[Date Prev][Date Next][Thread Prev][Thread Next][Date Index][Thread Index]

Re: st: how to make an area graph showing distribution?

From   Maarten buis <>
Subject   Re: st: how to make an area graph showing distribution?
Date   Sun, 30 Nov 2008 10:52:56 +0000 (GMT)

--- Gisella Young wrote:
> I am trying to make a chart showing the distribution of income by
> occupation. On the x-axis I would like the distribution of income
> from 0 to the highest. Then on the y-axis I want to show the
> proportion of people in different occupations. I have a variable
> (occup) with 6 different occupational categories. In other words, I
> want to show how the different occupations fit into income
> distribution, by showing how the occupational breakdown of income
> changes moving up the income spectrum. I thought an area chart
> (summing to 100) would be the best way to do this, although there
> might be better ways which I would be open to suggestions. I have
> tried the twoway area function with different variations, but it
> doesn't seem to be right (just gives a crazy chart with lines all
> over) and I'm not sure how to do it.

You'll probably need to smooth the proportion as you won't have for
each wage in your data enough cases within each occupational category
to reliably estimate the proportions. In the example below I have done
so by estimating a -mlogit- predicting occupational catagory with a
wage represented as a restricted cubic spline (see -help mkspline-).
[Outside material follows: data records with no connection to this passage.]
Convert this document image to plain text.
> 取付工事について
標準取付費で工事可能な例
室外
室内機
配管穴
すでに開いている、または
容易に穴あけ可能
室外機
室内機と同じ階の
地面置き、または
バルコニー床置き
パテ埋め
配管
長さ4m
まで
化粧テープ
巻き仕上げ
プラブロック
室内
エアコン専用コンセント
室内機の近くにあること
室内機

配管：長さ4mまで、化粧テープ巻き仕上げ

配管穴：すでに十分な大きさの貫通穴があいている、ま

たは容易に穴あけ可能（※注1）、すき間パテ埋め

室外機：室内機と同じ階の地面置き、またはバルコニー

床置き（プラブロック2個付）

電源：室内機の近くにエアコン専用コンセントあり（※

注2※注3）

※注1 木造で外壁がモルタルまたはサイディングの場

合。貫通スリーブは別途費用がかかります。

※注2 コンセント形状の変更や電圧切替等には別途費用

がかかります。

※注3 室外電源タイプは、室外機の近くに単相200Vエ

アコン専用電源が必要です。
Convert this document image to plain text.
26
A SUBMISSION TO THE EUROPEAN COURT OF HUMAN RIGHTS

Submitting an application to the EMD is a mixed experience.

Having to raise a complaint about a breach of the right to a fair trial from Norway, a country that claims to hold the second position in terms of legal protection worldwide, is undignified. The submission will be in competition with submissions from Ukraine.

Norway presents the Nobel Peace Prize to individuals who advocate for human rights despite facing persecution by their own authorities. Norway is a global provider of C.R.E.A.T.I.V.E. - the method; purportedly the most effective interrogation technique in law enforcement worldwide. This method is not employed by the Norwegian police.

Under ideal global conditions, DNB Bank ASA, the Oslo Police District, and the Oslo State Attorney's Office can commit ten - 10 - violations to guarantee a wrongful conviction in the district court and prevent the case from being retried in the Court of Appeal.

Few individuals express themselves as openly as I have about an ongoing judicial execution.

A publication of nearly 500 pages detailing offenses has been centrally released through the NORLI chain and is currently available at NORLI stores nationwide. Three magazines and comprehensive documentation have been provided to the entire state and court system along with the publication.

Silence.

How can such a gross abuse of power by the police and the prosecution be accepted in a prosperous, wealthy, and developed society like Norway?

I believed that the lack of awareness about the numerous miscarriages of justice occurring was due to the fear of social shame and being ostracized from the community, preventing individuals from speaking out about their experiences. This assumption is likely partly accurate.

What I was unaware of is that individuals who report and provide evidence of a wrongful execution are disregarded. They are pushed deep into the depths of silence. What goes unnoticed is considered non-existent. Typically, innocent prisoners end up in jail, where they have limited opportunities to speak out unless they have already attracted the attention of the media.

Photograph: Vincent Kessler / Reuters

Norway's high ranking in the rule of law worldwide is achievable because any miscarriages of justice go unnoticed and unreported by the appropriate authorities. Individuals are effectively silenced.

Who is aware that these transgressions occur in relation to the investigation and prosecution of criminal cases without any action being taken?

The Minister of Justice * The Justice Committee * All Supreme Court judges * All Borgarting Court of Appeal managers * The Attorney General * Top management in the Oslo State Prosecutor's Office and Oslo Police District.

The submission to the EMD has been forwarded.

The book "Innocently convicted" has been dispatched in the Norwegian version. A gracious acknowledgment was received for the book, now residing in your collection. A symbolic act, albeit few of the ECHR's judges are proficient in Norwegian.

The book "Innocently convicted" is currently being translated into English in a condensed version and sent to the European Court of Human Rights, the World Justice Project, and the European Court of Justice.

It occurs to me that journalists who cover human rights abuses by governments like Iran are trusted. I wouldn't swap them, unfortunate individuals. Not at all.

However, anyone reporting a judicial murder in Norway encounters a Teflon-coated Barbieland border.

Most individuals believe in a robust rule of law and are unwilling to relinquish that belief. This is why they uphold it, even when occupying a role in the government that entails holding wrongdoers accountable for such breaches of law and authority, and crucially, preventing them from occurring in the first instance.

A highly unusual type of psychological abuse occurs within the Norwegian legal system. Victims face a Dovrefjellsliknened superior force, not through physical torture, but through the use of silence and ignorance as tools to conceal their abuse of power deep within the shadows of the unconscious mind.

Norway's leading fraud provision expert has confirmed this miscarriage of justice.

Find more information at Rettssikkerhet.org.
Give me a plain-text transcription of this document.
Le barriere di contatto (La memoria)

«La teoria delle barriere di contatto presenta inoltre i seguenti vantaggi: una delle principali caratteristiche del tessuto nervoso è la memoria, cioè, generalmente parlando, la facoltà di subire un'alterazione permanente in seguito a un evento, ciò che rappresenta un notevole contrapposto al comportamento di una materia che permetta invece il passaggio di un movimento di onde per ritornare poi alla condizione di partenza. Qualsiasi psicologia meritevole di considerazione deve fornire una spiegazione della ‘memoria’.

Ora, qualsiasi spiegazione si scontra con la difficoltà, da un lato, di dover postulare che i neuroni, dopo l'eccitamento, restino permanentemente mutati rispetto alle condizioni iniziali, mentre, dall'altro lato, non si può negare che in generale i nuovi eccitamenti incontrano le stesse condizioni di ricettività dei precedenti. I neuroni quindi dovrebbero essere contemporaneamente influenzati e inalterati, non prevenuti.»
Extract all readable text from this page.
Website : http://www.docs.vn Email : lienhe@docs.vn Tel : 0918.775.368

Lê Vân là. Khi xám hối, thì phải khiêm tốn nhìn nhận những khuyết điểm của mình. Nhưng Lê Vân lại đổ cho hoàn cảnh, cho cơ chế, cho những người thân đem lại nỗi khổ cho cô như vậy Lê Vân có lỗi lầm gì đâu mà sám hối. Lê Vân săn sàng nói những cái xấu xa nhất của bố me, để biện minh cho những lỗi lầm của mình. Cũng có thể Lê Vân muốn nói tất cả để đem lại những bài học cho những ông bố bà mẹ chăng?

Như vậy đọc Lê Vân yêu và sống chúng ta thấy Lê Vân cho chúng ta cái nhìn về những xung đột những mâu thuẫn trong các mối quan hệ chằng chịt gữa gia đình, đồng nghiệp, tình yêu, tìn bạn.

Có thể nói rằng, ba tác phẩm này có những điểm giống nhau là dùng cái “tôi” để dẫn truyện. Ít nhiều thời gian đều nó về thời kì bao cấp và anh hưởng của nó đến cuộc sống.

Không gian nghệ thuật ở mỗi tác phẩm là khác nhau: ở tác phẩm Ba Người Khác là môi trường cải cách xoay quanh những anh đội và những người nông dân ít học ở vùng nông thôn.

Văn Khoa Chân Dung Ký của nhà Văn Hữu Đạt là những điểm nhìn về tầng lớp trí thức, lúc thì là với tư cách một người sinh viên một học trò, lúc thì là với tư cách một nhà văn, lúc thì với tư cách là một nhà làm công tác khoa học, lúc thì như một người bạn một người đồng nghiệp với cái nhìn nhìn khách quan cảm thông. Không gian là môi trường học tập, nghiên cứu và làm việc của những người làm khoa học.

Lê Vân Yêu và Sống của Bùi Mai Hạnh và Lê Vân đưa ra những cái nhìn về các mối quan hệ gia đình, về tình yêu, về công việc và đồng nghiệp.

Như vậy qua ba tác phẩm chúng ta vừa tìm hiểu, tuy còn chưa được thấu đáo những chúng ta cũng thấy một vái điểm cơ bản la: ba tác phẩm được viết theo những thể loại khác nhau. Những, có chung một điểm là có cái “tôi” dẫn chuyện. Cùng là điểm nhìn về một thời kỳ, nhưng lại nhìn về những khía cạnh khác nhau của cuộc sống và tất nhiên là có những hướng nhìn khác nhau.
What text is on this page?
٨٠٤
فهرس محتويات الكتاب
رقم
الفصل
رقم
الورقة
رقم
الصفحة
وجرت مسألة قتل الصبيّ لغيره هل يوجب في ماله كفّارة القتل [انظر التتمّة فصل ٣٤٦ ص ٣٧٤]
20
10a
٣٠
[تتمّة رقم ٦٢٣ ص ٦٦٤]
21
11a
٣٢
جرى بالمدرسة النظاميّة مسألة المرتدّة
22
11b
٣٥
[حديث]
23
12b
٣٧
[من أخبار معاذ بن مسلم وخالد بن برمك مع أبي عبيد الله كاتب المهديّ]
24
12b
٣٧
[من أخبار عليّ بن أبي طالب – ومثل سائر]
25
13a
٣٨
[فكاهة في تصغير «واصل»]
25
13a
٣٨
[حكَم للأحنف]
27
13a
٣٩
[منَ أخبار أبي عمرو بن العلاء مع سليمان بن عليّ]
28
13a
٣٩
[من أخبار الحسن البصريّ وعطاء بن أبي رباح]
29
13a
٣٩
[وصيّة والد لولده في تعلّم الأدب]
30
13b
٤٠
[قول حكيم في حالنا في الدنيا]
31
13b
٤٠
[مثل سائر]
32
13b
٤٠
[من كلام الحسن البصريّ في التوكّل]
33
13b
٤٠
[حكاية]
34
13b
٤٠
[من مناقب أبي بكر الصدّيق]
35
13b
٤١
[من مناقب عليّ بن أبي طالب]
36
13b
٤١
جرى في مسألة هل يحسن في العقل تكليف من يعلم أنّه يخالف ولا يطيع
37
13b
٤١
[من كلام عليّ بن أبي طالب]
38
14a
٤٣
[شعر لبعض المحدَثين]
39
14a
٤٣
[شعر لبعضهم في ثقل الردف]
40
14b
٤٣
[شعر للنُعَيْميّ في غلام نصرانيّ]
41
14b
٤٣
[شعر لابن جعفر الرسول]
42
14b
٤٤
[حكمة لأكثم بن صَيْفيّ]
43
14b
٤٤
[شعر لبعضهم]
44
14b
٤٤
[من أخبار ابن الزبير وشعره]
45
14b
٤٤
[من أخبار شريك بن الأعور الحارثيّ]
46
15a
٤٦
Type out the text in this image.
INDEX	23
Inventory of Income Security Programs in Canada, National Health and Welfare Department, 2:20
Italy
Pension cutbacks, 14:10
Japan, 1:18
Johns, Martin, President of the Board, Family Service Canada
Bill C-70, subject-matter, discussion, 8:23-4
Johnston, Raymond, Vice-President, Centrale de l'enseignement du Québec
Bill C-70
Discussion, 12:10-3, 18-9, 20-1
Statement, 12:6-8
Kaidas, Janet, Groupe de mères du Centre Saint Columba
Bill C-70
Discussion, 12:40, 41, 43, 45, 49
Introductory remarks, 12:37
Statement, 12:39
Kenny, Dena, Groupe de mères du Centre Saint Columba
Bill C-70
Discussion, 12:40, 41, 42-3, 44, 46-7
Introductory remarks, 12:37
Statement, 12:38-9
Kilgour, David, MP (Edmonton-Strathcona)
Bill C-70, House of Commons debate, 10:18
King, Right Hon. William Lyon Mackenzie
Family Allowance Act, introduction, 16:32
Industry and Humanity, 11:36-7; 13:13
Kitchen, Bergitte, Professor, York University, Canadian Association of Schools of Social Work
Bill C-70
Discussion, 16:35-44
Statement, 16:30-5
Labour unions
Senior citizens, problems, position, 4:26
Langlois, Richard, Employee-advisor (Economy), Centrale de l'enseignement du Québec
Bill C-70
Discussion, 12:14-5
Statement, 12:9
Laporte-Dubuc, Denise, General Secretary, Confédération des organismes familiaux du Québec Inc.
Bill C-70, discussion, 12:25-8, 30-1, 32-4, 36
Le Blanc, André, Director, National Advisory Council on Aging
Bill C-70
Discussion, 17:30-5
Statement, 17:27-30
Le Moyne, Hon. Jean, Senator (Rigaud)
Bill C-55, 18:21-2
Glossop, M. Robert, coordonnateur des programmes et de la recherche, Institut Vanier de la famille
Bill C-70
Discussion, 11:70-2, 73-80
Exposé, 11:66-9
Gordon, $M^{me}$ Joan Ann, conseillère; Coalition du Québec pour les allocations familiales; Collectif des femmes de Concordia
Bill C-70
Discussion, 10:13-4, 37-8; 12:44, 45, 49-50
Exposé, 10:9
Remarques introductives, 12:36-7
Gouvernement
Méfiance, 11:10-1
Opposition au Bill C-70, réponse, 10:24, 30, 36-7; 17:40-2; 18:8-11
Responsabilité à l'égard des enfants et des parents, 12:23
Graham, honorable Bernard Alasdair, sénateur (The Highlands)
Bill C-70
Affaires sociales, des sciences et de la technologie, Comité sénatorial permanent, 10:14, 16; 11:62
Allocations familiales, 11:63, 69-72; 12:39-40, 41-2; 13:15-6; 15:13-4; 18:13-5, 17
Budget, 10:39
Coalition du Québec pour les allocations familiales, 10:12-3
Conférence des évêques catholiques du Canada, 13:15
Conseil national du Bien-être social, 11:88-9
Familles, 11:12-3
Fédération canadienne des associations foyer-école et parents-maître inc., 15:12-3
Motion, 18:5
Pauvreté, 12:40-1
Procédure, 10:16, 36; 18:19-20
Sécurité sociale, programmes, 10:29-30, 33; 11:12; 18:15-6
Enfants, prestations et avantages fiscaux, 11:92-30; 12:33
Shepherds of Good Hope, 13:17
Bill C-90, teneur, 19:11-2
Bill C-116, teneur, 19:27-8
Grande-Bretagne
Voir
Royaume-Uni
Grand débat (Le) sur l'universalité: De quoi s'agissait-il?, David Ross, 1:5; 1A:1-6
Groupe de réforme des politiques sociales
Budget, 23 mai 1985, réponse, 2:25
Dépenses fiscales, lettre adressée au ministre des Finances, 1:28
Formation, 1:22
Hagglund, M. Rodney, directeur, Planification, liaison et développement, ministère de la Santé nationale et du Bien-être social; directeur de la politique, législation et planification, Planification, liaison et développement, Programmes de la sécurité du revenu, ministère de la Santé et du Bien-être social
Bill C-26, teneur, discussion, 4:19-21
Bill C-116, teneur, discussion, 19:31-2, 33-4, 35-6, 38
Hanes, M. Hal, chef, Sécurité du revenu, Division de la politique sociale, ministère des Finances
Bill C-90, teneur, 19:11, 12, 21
I
treat the predicted probabilities as the smoothed proportions.

For the graph I created the variables zero, one, and l1 till l5. The
logic is that on the y-axis the first band should range from 0 (zero)
to the first proportion (l1), on second band should start at the first
proportion and end at the first + the second proportion, etc. Two
things are worth noting: 1) you need to sort first on wage (or use the
sort option) to avoid creating modern art, and 2) I reversed the order
in the legend (going from 6 to 1) so that the order in which they
appear in the legend corresponds with the order in which they appear in
the graph (1 at the bottom and 6 at the top).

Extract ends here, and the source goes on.